Basta con echar un vistazo a Man on the Land, penúltima entrega del ciclo y, probablemente, estandarte de su maravillosa heterogeneidad. Maura acompaña a sus hijas a un campamento musical para mujeres feministas. Lo que se prometía como un oasis de libertad degenera en un ejercicio de intolerancia cuando las asistentes descubren que entre ellas hay un transexual. El calvario que atraviesa allí la protagonista se alterna con la entrega de Sarah a los placeres del sadomasoquismo y la fascinación de Ali por una poetisa experta en estudios de género, resultando de todo ello una combinación perfectamente equilibrada de emociones complejas.
Man on the Land también tiene su origen, por cierto, en la realidad del Michigan Womyn’s Music Festival, que tras cuarenta ediciones llegó el año pasado a su final por las protestas de grupos transexuales que se sentían marginados por las organizadoras. Y a otra realidad –más remota– mira también Soloway introduciendo a lo largo de la temporada una trama sobre los ancestros de los Pfefferman en la Alemania de la República de Weimar, un lugar del que terminan huyendo por su condición de judíos y por los licenciosos hábitos de algunos de sus miembros.
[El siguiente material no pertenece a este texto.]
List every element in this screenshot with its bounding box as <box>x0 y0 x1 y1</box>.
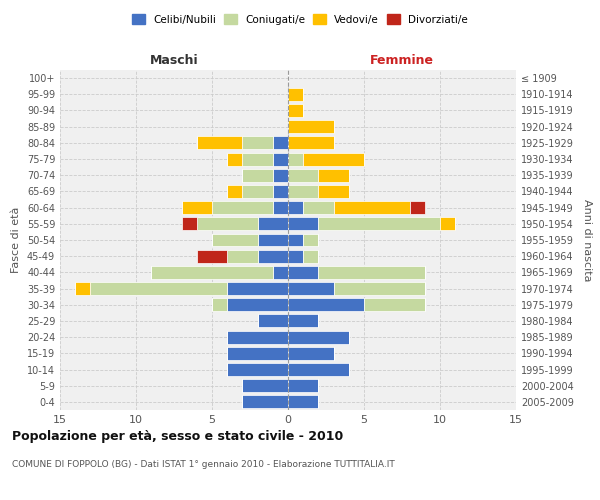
Bar <box>288 347 334 360</box>
Bar <box>303 201 334 214</box>
Bar <box>227 347 288 360</box>
Bar <box>288 201 303 214</box>
Bar <box>288 379 319 392</box>
Bar <box>303 234 319 246</box>
Bar <box>288 396 319 408</box>
Bar <box>182 201 212 214</box>
Bar <box>288 363 349 376</box>
Bar <box>257 250 288 262</box>
Bar <box>242 379 288 392</box>
Y-axis label: Anni di nascita: Anni di nascita <box>582 198 592 281</box>
Bar <box>319 185 349 198</box>
Bar <box>182 218 197 230</box>
Bar <box>288 330 349 344</box>
Bar <box>257 234 288 246</box>
Bar <box>151 266 273 279</box>
Text: COMUNE DI FOPPOLO (BG) - Dati ISTAT 1° gennaio 2010 - Elaborazione TUTTITALIA.IT: COMUNE DI FOPPOLO (BG) - Dati ISTAT 1° g… <box>12 460 395 469</box>
Bar <box>75 282 91 295</box>
Bar <box>288 282 334 295</box>
Bar <box>227 282 288 295</box>
Bar <box>91 282 227 295</box>
Bar <box>288 104 303 117</box>
Bar <box>242 396 288 408</box>
Bar <box>212 298 227 311</box>
Bar <box>227 363 288 376</box>
Bar <box>303 250 319 262</box>
Bar <box>288 266 319 279</box>
Bar <box>197 218 257 230</box>
Bar <box>227 250 257 262</box>
Legend: Celibi/Nubili, Coniugati/e, Vedovi/e, Divorziati/e: Celibi/Nubili, Coniugati/e, Vedovi/e, Di… <box>128 10 472 29</box>
Bar <box>288 88 303 101</box>
Bar <box>212 201 273 214</box>
Bar <box>197 250 227 262</box>
Bar <box>288 136 334 149</box>
Bar <box>288 185 319 198</box>
Text: Popolazione per età, sesso e stato civile - 2010: Popolazione per età, sesso e stato civil… <box>12 430 343 443</box>
Y-axis label: Fasce di età: Fasce di età <box>11 207 21 273</box>
Bar <box>410 201 425 214</box>
Bar <box>242 185 273 198</box>
Bar <box>273 152 288 166</box>
Bar <box>227 330 288 344</box>
Bar <box>288 218 319 230</box>
Bar <box>212 234 257 246</box>
Bar <box>288 314 319 328</box>
Bar <box>227 152 242 166</box>
Bar <box>288 152 303 166</box>
Bar <box>242 169 273 181</box>
Bar <box>288 120 334 133</box>
Bar <box>288 234 303 246</box>
Bar <box>319 266 425 279</box>
Bar <box>257 314 288 328</box>
Bar <box>319 169 349 181</box>
Bar <box>288 169 319 181</box>
Bar <box>242 136 273 149</box>
Bar <box>319 218 440 230</box>
Bar <box>197 136 242 149</box>
Bar <box>273 185 288 198</box>
Bar <box>364 298 425 311</box>
Bar <box>334 282 425 295</box>
Bar <box>334 201 410 214</box>
Text: Maschi: Maschi <box>149 54 199 67</box>
Bar <box>227 185 242 198</box>
Bar <box>288 298 364 311</box>
Bar <box>273 201 288 214</box>
Bar <box>273 169 288 181</box>
Text: Femmine: Femmine <box>370 54 434 67</box>
Bar <box>257 218 288 230</box>
Bar <box>288 250 303 262</box>
Bar <box>440 218 455 230</box>
Bar <box>242 152 273 166</box>
Bar <box>273 266 288 279</box>
Bar <box>273 136 288 149</box>
Bar <box>227 298 288 311</box>
Bar <box>303 152 364 166</box>
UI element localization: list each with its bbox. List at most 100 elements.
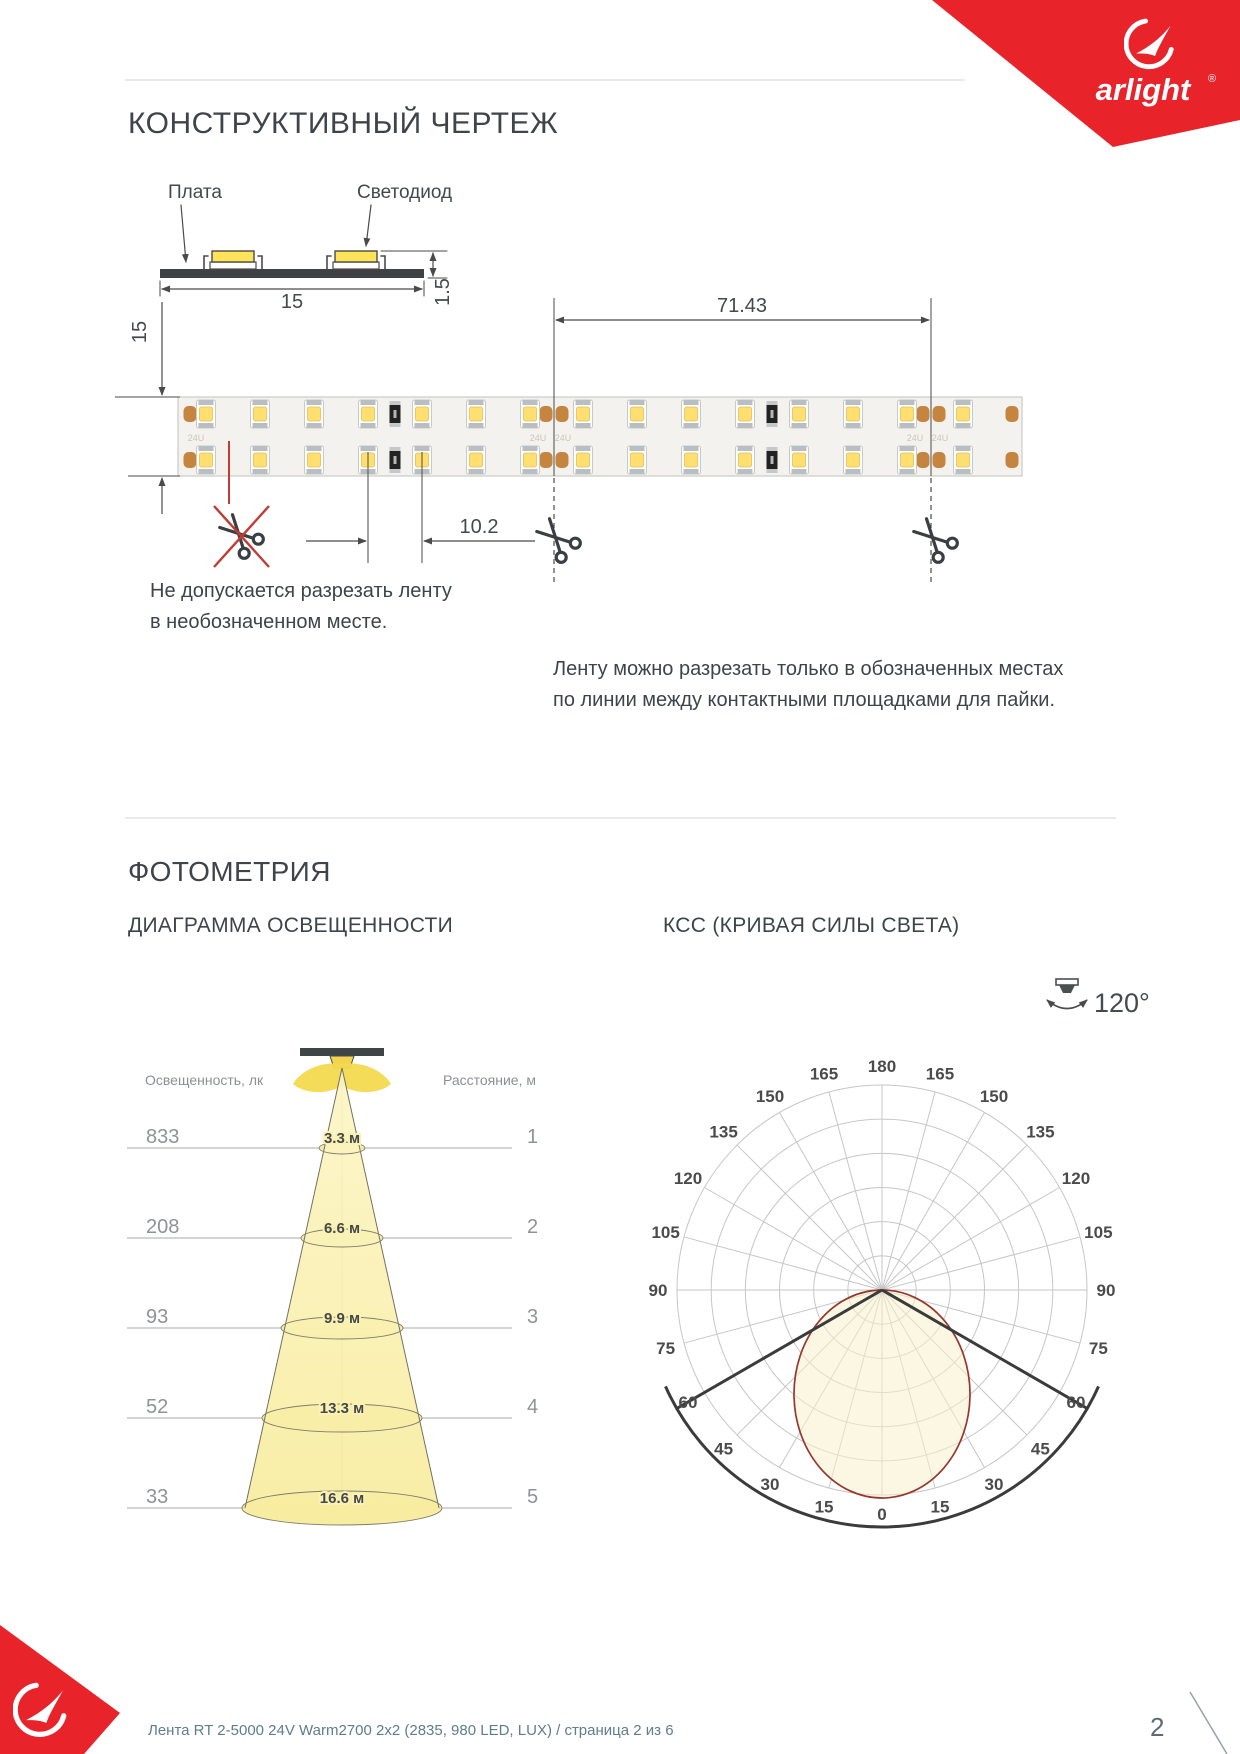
solder-pad xyxy=(183,406,197,422)
led-phosphor xyxy=(630,452,644,468)
led-phosphor xyxy=(415,452,429,468)
led-phosphor xyxy=(576,406,590,422)
led-contact xyxy=(468,469,484,474)
led-phosphor xyxy=(469,406,483,422)
led-contact xyxy=(899,469,915,474)
led xyxy=(466,399,486,429)
angle-label: 150 xyxy=(980,1087,1008,1106)
polar-ring xyxy=(676,1084,1088,1496)
led-contact xyxy=(955,423,971,428)
distance-label: 3 xyxy=(527,1306,538,1328)
led-contact xyxy=(737,446,753,451)
led xyxy=(358,445,378,475)
led-phosphor xyxy=(846,452,860,468)
led-contact xyxy=(468,423,484,428)
resistor xyxy=(389,401,401,427)
led xyxy=(196,399,216,429)
strip-print: 24U xyxy=(555,433,572,443)
led-contact xyxy=(629,446,645,451)
beam-width-label: 9.9 м xyxy=(324,1310,360,1327)
led xyxy=(681,445,701,475)
led-phosphor xyxy=(684,406,698,422)
led-phosphor xyxy=(199,452,213,468)
ceiling-fixture xyxy=(300,1048,384,1056)
angle-label: 90 xyxy=(649,1281,668,1300)
beam-limit-line xyxy=(676,1288,883,1410)
strip-top-view: 24U 24U 24U 24U 24U xyxy=(177,396,1023,477)
footer-slash xyxy=(1189,1691,1228,1754)
cone-edge xyxy=(244,1067,343,1509)
led xyxy=(573,445,593,475)
led-contact xyxy=(198,400,214,405)
led-contact xyxy=(791,469,807,474)
led xyxy=(735,445,755,475)
resistor-cap xyxy=(389,469,401,473)
led xyxy=(627,399,647,429)
solder-pad xyxy=(555,406,569,422)
polar-radial xyxy=(881,1187,1060,1291)
solder-pad xyxy=(1005,406,1019,422)
led-contact xyxy=(575,446,591,451)
led-phosphor xyxy=(576,452,590,468)
cut-segment-dim: 71.43 xyxy=(717,295,767,317)
led-contact xyxy=(414,423,430,428)
led-contact xyxy=(575,400,591,405)
polar-radial xyxy=(881,1289,1060,1393)
strip-width-dim: 15 xyxy=(129,321,151,343)
beam-curve xyxy=(793,1289,971,1499)
led xyxy=(843,399,863,429)
led xyxy=(681,399,701,429)
strip-print: 24U xyxy=(530,433,547,443)
led-phosphor xyxy=(900,452,914,468)
angle-label: 15 xyxy=(931,1497,950,1516)
led xyxy=(412,445,432,475)
no-cut-note: Не допускается разрезать ленту в необозн… xyxy=(150,576,452,638)
led-contact xyxy=(414,400,430,405)
led-contact xyxy=(360,423,376,428)
led xyxy=(573,399,593,429)
board-label: Плата xyxy=(168,182,222,203)
strip-print: 24U xyxy=(188,433,205,443)
led-contact xyxy=(414,469,430,474)
polar-radial xyxy=(683,1236,883,1291)
section-divider xyxy=(125,817,1116,819)
angle-label: 30 xyxy=(985,1475,1004,1494)
led xyxy=(304,399,324,429)
led-contact xyxy=(198,469,214,474)
led xyxy=(789,399,809,429)
polar-ring xyxy=(744,1152,1020,1428)
led-phosphor xyxy=(684,452,698,468)
led-contact xyxy=(899,446,915,451)
led-contact xyxy=(955,400,971,405)
cross-section-drawing: Плата Светодиод 15 xyxy=(159,182,454,313)
light-pool-outline xyxy=(241,1490,443,1526)
beam-angle-value: 120° xyxy=(1094,988,1150,1018)
no-cut-note-line1: Не допускается разрезать ленту xyxy=(150,580,452,602)
led-phosphor xyxy=(307,452,321,468)
solder-pad xyxy=(932,406,946,422)
led-phosphor xyxy=(738,406,752,422)
resistor-cap xyxy=(766,401,778,405)
light-pool-fill xyxy=(319,1142,365,1154)
led xyxy=(953,445,973,475)
led xyxy=(627,445,647,475)
polar-radial xyxy=(736,1289,883,1436)
no-cut-cross-icon xyxy=(213,505,270,568)
led xyxy=(897,445,917,475)
polar-radial xyxy=(881,1289,936,1489)
led-contact xyxy=(683,400,699,405)
board-thickness-dim: 1.5 xyxy=(432,278,454,306)
polar-radial xyxy=(881,1289,1028,1436)
distance-label: 5 xyxy=(527,1486,538,1508)
lamp-icon xyxy=(329,1055,355,1069)
polar-ring xyxy=(847,1255,917,1325)
resistor xyxy=(389,447,401,473)
led-contact xyxy=(306,469,322,474)
led-contact xyxy=(791,446,807,451)
led-phosphor xyxy=(792,406,806,422)
led xyxy=(520,445,540,475)
kcc-subtitle: КСС (КРИВАЯ СИЛЫ СВЕТА) xyxy=(663,914,960,937)
led-phosphor xyxy=(469,452,483,468)
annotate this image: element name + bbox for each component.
Más combustible, en definitiva, para una tragedia que no se digiere como tal gracias al aliento vitalista que lo envuelve todo. Al final, siempre queda la esperanza de un paréntesis fraternal como el de los tres hermanos jugando en el fondo de la piscina a los mismos juegos de cuando eran críos. Y en ese preciso instante, con la cámara debajo del agua, romperías a abrazos a esos desgraciados y tiernos egoístas que se han convertido en unos miembros más de tu propia familia. ¿Acaso se le puede pedir más a una serie?